Sure, even an earned feeling of greatness may devolve over time into ego-identification with one’s greatness, but the feeling of pride itself in the moment of victory is not false pride, is not a spawn of the ego, is not an imperative to feign humility. In fact, humility is often just a mechanism of intellectual pride by which people lower themselves to raise themselves. Which brings us to the more subtle forms of true pride, because intellectual pride can just as well be genuine.
How do you feel after you have asked a good question or come up with an original idea? Does this not make you feel good about yourself? This is true intellectual pride. Should you suppress it? No. Your ego assimilates that feeling only if you add the thought that you are better, more creative, or more intelligent than others, or if you tie it to how your question or idea is received by others. You do not have to do that. You can take pride in your mind without inflating your ego, and you can additionally take pride in non-inflation.
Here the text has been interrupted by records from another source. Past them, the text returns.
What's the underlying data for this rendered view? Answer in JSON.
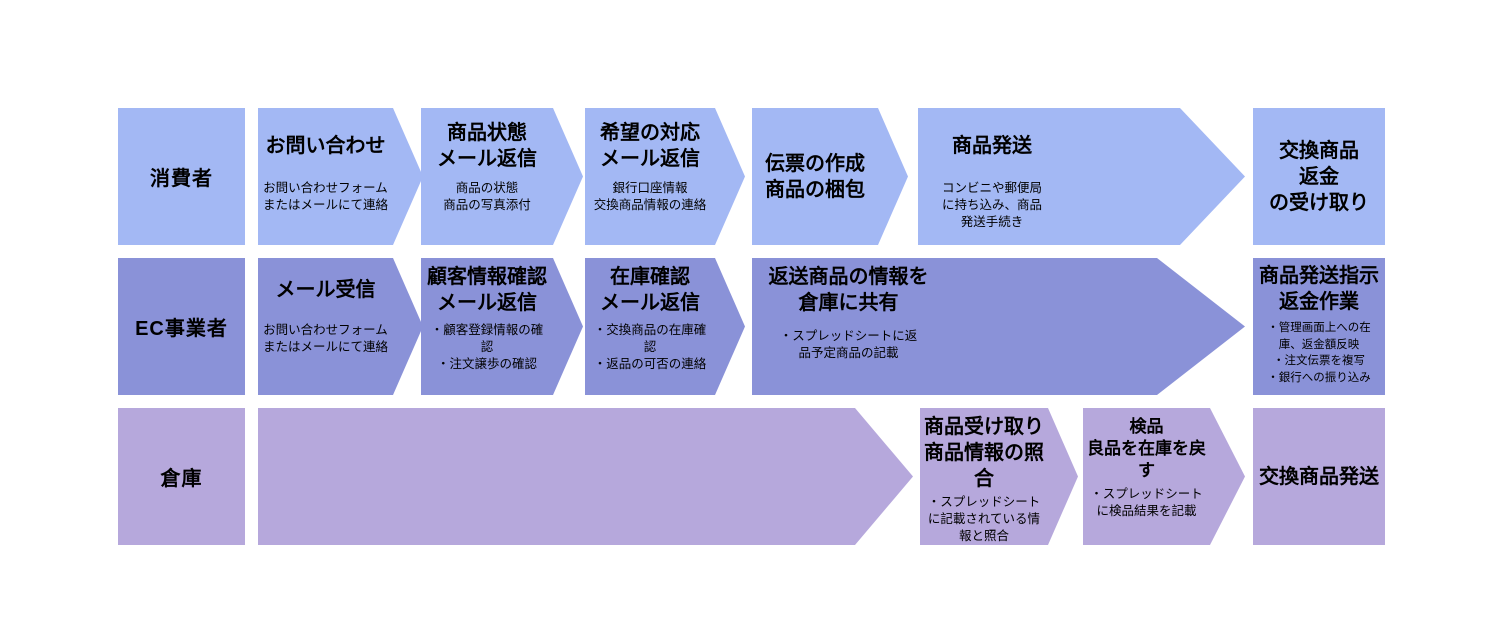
{
  "diagram": {
    "type": "swimlane-process-flow",
    "background": "#ffffff",
    "text_color": "#000000",
    "lanes": [
      {
        "label": "消費者",
        "color": "#a3b8f4",
        "steps": [
          {
            "title": "お問い合わせ",
            "sub": "お問い合わせフォーム\nまたはメールにて連絡"
          },
          {
            "title": "商品状態\nメール返信",
            "sub": "商品の状態\n商品の写真添付"
          },
          {
            "title": "希望の対応\nメール返信",
            "sub": "銀行口座情報\n交換商品情報の連絡"
          },
          {
            "title": "伝票の作成\n商品の梱包",
            "sub": ""
          },
          {
            "title": "商品発送",
            "sub": "コンビニや郵便局\nに持ち込み、商品\n発送手続き"
          },
          {
            "title": "交換商品\n返金\nの受け取り",
            "sub": ""
          }
        ]
      },
      {
        "label": "EC事業者",
        "color": "#8a92d8",
        "steps": [
          {
            "title": "メール受信",
            "sub": "お問い合わせフォーム\nまたはメールにて連絡"
          },
          {
            "title": "顧客情報確認\nメール返信",
            "sub": "・顧客登録情報の確\n認\n・注文譲歩の確認"
          },
          {
            "title": "在庫確認\nメール返信",
            "sub": "・交換商品の在庫確\n認\n・返品の可否の連絡"
          },
          {
            "title": "返送商品の情報を\n倉庫に共有",
            "sub": "・スプレッドシートに返\n品予定商品の記載"
          },
          {
            "title": "商品発送指示\n返金作業",
            "sub": "・管理画面上への在\n庫、返金額反映\n・注文伝票を複写\n・銀行への振り込み"
          }
        ]
      },
      {
        "label": "倉庫",
        "color": "#b6a8dc",
        "steps": [
          {
            "title": "",
            "sub": ""
          },
          {
            "title": "商品受け取り\n商品情報の照合",
            "sub": "・スプレッドシート\nに記載されている情\n報と照合"
          },
          {
            "title": "検品\n良品を在庫を戻す",
            "sub": "・スプレッドシート\nに検品結果を記載"
          },
          {
            "title": "交換商品発送",
            "sub": ""
          }
        ]
      }
    ]
  }
}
Some people do so almost incessantly, do you not? Do you not feel proud when you think a humble thought or do a humble deed? Do you not take pride in keeping your ego in check? Do you not experience a little pride when you catch yourself getting sidetracked by your ego? What a mindful catcher you are! To make ego the enemy is in itself an endeavor of intellectual pride. What is that sparkle in your third eye?
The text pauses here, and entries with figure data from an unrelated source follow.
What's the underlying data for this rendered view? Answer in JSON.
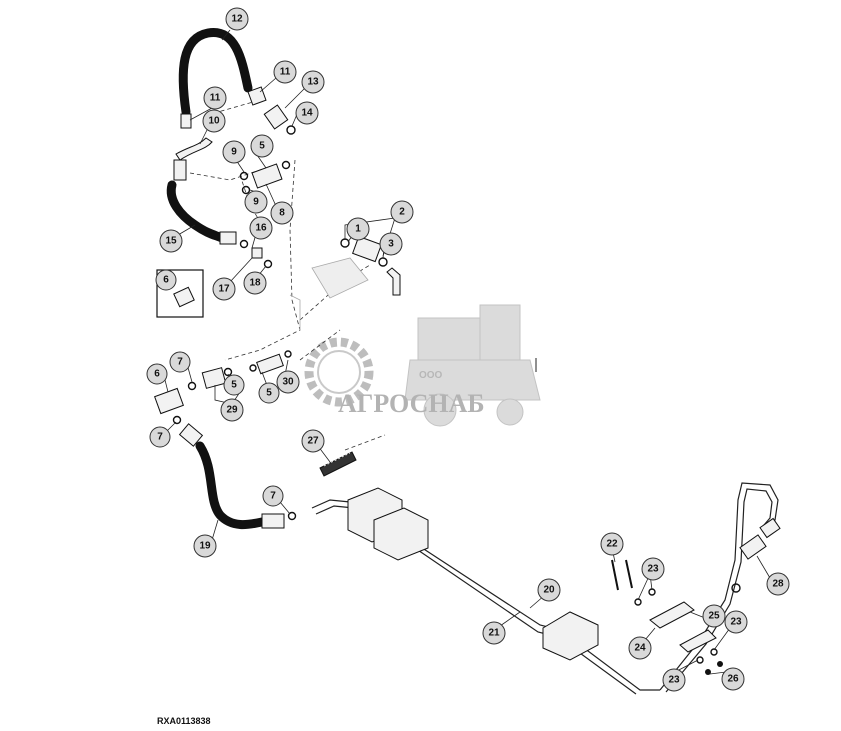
{
  "reference_code": "RXA0113838",
  "watermark": {
    "line1": "ООО",
    "line2": "АГРОСНАБ"
  },
  "callouts": [
    {
      "id": "c12",
      "label": "12"
    },
    {
      "id": "c11a",
      "label": "11"
    },
    {
      "id": "c13",
      "label": "13"
    },
    {
      "id": "c11b",
      "label": "11"
    },
    {
      "id": "c14",
      "label": "14"
    },
    {
      "id": "c10",
      "label": "10"
    },
    {
      "id": "c9a",
      "label": "9"
    },
    {
      "id": "c5a",
      "label": "5"
    },
    {
      "id": "c9b",
      "label": "9"
    },
    {
      "id": "c8",
      "label": "8"
    },
    {
      "id": "c2",
      "label": "2"
    },
    {
      "id": "c1",
      "label": "1"
    },
    {
      "id": "c3",
      "label": "3"
    },
    {
      "id": "c15",
      "label": "15"
    },
    {
      "id": "c16",
      "label": "16"
    },
    {
      "id": "c17",
      "label": "17"
    },
    {
      "id": "c18",
      "label": "18"
    },
    {
      "id": "c6a",
      "label": "6"
    },
    {
      "id": "c7a",
      "label": "7"
    },
    {
      "id": "c6b",
      "label": "6"
    },
    {
      "id": "c5b",
      "label": "5"
    },
    {
      "id": "c29",
      "label": "29"
    },
    {
      "id": "c5c",
      "label": "5"
    },
    {
      "id": "c30",
      "label": "30"
    },
    {
      "id": "c7b",
      "label": "7"
    },
    {
      "id": "c27",
      "label": "27"
    },
    {
      "id": "c7c",
      "label": "7"
    },
    {
      "id": "c19",
      "label": "19"
    },
    {
      "id": "c22",
      "label": "22"
    },
    {
      "id": "c23a",
      "label": "23"
    },
    {
      "id": "c20",
      "label": "20"
    },
    {
      "id": "c21",
      "label": "21"
    },
    {
      "id": "c28",
      "label": "28"
    },
    {
      "id": "c25",
      "label": "25"
    },
    {
      "id": "c23b",
      "label": "23"
    },
    {
      "id": "c24",
      "label": "24"
    },
    {
      "id": "c23c",
      "label": "23"
    },
    {
      "id": "c26",
      "label": "26"
    }
  ]
}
We fight against our egos with swords of genuine pride. Suppressing our pride will not make us saints, but hypocrites. There is no striving, no goal setting, no succeeding beyond the emotion of greatness. The mind’s desire to pursue goals and to grow is barren without pride. While we may let our egos rot along with vanity and conceit (Mr. Holiday’s book illustrates well why it is useful to do so, although it might not be), we still need true pride, especially its anticipation, to empower and do our True Will.
References
Carver, C. S., Sinclair, S., Johnson, S. L. (2010). Authentic and hubristic pride: Differential relations to aspects of goal regulation, affect, and self-control. Journal of Research in Personality 44(6), pp. 698-703, doi: 10.1016/j.jrp.2010.09.004.
Lea, S. E. G., Webley, P. (1997). Pride in economic psychology. Journal of Economic Psychology 18(2-3), pp. 323-340, doi: 10.1016/S0167-4870(97)00011-1.
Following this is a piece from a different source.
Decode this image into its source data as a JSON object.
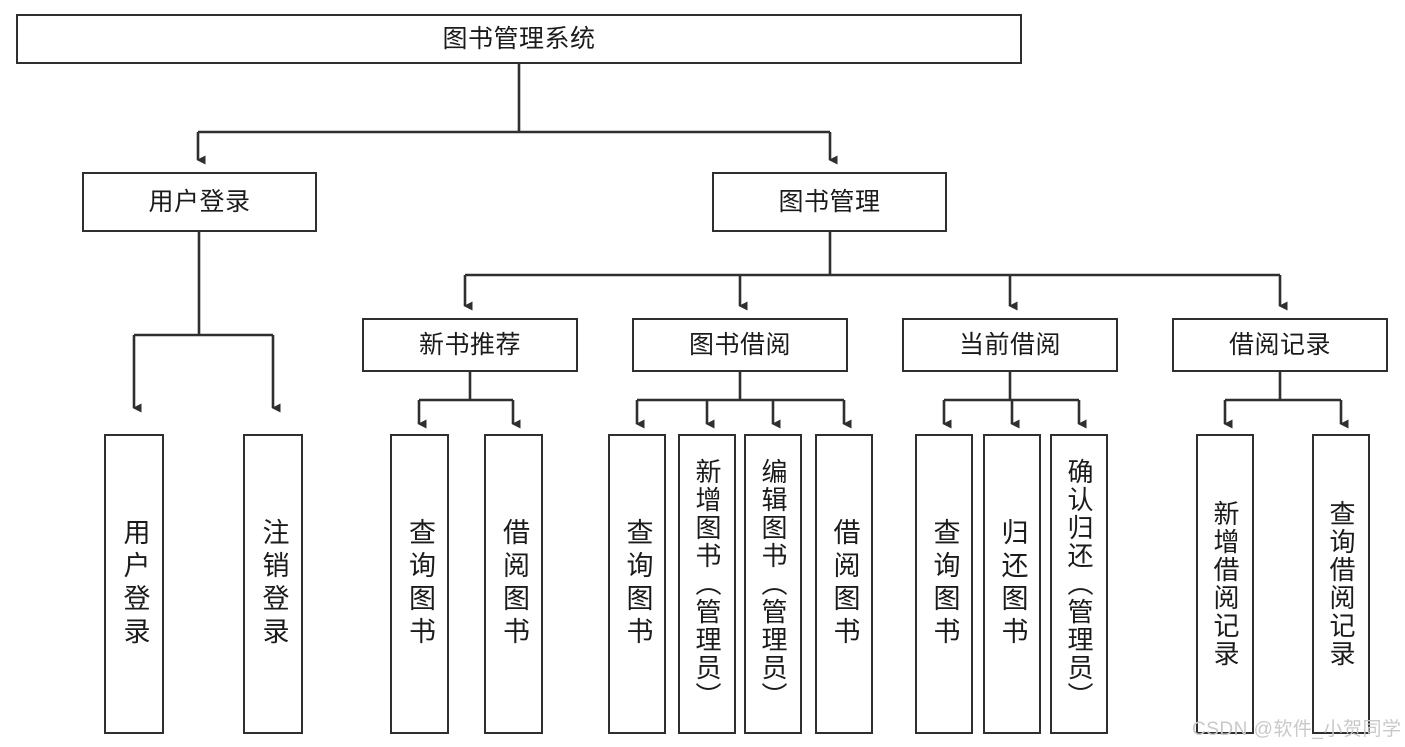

Lu, Y., Roto, V. (2016). Design for Pride in the Workplace. Psychology of Well-Being 6(6), Epub, doi: 10.1186/s13612-016-0041-7.
Nelson, N. L., Russell, J. A. (2014). Dynamic facial expressions allow differentiation of displays intended to convey positive and hubristic pride. Emotion 14(5), pp. 857-864, doi: 10.1037/a0036789.
Nelson, N. L., Russell, J. A. (2015). Children distinguish between positive pride and hubris. Developmental Psychology 51(11), pp. 1609-1614, doi: 10.1037/dev0000048.
Orth, U., Robins, R. W., Soto, C. J. (2010). Tracking the Trajectory of Shame, Guilt, and Pride Across the Life Span. Journal of Personality and Social Psychology 99(6), pp. 1061-1071, doi: 10.1037/a0021342.
Tangney, J. P., Stuewig, J., Mashek, D. J. (2007). Moral Emotions and Moral Behavior. Annual Review of Psychology 50, pp. 345-372, doi: 10.1146/annurev.psych.56.091103.070145.
Tracy, J. L., Robins, R. W. (2007). The psychological structure of pride: A tale of two facets. Journal of Personality and Social Psychology 92(3), pp. 506-525, doi: 10.1037/0022-3514.92.3.506.
Trumbull, D. (2010). Hubris: a primal danger. Psychiatry 73(4), pp. 341-351, doi: 10.1521/psyc.2010.73.4.341.
Williams, L. A., DeSteno, D. (2008). Pride and perseverance: the motivational role of pride. Journal of Personality and Social Psychology 94(6), pp. 1007-1017, doi: 10.1037/0022-3514.94.6.1007.
Williams, L. A., DeSteno, D. (2009). Pride: adaptive social emotion or seventh sin? Psychological Science 20(3), pp. 284-288, doi: 10.1111/j.1467-9280.2009.02292.x.